Hiçbir inanç şekli veya yaşam felsefesi ölmeyi ve öldürmeyi işaret etmez.
Allah adına cihat çağrısı yapmak sapmadan başka bir şey değildir. Eğer yaratana inanıyorsak bilmeliyiz ki yaratanın hiçbir kutsal kitapta:
"Öldür!" Emri yoktur. Zaten öldür emri veren bir din, din değildir. Ve her din ve onun kutsal kitabında yaşatmak temel esastır. İslam dininde öldür emri vermek veya öldürmeye yöneltmek gibi bir ayet veya peygamberinin hadisi olmadığı gibi, insanın kendi canına kıymasına bile izin verilmez, hatta intihar etmeyi de günahların en büyüğü sayar. Kendi canına kıyanların ise İslam'da tek gidecekleri yerin cehennem olduğu bildirilmiştir. Kısacası tüm dinlere göre can veren de, can alan da sadece yaratının buyruğunda sınırlıdır.
Somali'de Türkiye elçilik binasına saldıran El Şabap örgütünün militanları can almayla amaçlarına ulaşacaklarını sanırlarken hem can aldılar, hem de canlarından oldular. Fundamentalist (kökten dinci) akımların kol gezdiği Ortadoğu, Afrika ve Asya ülkelerinde egemen güçlerin maşası olarak eylemler planlayan radikal güçler terör başlığı altında tanımlanmaktadırlar. Kullanılıp bir kenara atılacaklardır düşüncesiyle yönlendirilen bu kıyıcı örgütler görülmüştür ki günü geldiğinde iplerini ellerinde tutanların da cellâtları olmuşlardır.
Elbette ulusların kendi bağımsızlıkları tehdit altına girdiği zaman askeri güç dışında farklı vurucu güçleri devreye koyarlar. Ancak senin dinin, benim dinim biçimselliğinde şekillenen inanç boyutlu köktendinciler; ne Allah'a, ne O'nun dinlerine ve peygamberlerine hizmet etmezler. Tam tersine ait oldukları dine ve peygambere soğukluk duyguları yaratırlar. Allah'la aldatanlar ile din adına insana kıyma cihadında bulunanlar affedilmeyecek suç ve günahın sahipleri olurlar.
Avrupa'da otuz yıl savaşlarının diğer adı din savaşlarıydı. Bugün İsrail'in Ortadoğu'da yarattığı kaosun adı da din savaşlarıdır. Din adına ortaya konan kan ve gözyaşı politikası bir tarafın mutlak egemenliğini sağlamak yerine, kendi savunmasına yönelen farklı güçlerin ortaya çıkmasını sağlamıştır. Bunlardan en etkilisinin El Kaide olduğunu dünya biliyor.

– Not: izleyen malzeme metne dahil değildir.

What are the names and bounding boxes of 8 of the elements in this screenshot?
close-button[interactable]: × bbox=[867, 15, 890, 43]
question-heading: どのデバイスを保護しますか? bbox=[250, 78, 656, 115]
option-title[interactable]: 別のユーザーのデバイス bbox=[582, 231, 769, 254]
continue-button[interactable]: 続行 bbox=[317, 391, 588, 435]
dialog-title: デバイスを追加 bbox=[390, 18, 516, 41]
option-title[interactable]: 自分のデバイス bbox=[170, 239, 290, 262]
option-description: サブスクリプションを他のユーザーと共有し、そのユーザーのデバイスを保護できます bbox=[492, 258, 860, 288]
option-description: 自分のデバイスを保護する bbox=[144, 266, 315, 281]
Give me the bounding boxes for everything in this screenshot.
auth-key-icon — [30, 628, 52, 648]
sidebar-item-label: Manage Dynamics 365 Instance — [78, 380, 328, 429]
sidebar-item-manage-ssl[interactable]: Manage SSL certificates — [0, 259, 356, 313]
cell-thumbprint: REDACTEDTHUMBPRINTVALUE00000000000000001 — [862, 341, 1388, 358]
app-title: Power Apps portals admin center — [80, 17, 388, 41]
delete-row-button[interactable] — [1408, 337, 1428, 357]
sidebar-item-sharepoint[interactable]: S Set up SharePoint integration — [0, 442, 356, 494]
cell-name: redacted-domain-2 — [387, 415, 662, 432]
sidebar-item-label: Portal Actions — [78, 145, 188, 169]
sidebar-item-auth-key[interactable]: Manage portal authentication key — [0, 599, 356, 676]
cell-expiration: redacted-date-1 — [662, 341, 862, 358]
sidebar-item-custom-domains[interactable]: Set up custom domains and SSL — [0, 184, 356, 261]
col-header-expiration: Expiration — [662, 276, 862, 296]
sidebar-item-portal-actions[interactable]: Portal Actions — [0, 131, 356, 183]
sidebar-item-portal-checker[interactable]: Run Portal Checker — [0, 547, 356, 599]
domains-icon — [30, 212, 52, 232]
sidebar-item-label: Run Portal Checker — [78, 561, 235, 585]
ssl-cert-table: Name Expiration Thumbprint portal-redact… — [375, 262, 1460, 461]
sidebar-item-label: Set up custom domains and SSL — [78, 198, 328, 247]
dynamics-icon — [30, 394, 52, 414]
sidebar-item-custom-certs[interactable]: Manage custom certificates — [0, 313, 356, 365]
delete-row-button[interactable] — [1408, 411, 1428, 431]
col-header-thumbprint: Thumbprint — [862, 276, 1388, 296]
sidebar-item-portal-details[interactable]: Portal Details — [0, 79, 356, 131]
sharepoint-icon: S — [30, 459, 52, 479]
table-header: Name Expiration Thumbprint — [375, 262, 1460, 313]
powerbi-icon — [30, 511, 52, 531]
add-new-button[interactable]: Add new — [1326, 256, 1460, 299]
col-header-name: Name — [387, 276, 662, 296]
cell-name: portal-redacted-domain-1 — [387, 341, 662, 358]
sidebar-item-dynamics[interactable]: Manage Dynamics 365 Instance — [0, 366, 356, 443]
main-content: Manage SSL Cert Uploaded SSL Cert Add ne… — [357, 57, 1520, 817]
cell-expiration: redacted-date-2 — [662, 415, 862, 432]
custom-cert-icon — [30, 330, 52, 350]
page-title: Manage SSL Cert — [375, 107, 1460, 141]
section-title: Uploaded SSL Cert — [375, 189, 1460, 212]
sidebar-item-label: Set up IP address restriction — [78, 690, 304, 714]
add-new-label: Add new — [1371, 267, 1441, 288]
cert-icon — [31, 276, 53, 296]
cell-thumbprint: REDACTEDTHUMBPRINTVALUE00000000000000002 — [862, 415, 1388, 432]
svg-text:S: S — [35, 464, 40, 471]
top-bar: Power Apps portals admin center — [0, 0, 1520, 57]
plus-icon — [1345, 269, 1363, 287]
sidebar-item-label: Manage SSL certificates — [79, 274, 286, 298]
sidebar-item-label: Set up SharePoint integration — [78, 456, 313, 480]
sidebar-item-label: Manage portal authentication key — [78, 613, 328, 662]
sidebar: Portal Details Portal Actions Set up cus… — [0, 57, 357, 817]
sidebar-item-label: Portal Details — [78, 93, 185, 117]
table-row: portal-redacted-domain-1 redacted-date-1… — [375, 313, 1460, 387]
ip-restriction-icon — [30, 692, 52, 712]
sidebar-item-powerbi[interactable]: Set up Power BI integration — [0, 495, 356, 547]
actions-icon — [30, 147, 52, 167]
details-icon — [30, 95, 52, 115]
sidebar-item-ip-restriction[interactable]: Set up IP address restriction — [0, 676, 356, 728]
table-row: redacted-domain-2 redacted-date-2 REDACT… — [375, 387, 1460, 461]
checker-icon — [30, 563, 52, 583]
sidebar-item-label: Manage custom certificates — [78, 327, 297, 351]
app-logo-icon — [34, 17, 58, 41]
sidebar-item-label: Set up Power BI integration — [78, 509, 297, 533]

Bizim ülkemizde de inançsal boyutlu kavga mezhepsel alanda ortaya çıkmıştır. Kahraman Maraş, Çorum, Sivas olayları sadece birkaç örnektir. Resmi din içerisinde güçlü mezhep olan Sünnilik sürekli olarak alevlik mezhebinin dışlanması sağlamaya çalışmış ve yaklaşık 20-25 milyon Alevi yurttaşı ötekileştirme politikalarında eritmeye çalışmıştır. Bu tehlikeli ayrışmayı bir tek özgürce kontrol altında tutan güç de dinin vicdani bir olgu olduğunu belirten laiklik olmuştur. Laiklikten korkanlar ise dini siyasete alet edenler, Allah'la aldatmayı tek yol olarak görenlerdir.
Bütün bu anlattıklarımın ışığında ortaya çıkan bu büyük fotoğrafı akılcı olarak tahlil edebiliriz. Ortadoğu'da ve özellikle Suriye ile Mısır'da sahneye konan mezhepsel temelli kardeş kavgasının dinler ve mezhepler arasında nasıl bir gerilim yaratılmaya çalışıldığını anlayabilir ve bizi de çok yakından ilgilendiren bu coğrafyada kan ve ateş denizine çekilmeye çalışıldığımızı görebiliriz.
Gerçek inançlar kutsal kitapların sayfaları arasındadır… Gerçek inançlar tarihin yaşanmışlıkları içindedir. Ölmeyi ve öldürmeyi emredenler ise; sapmalar ve kör inancın karanlığında rol kesenlerdir.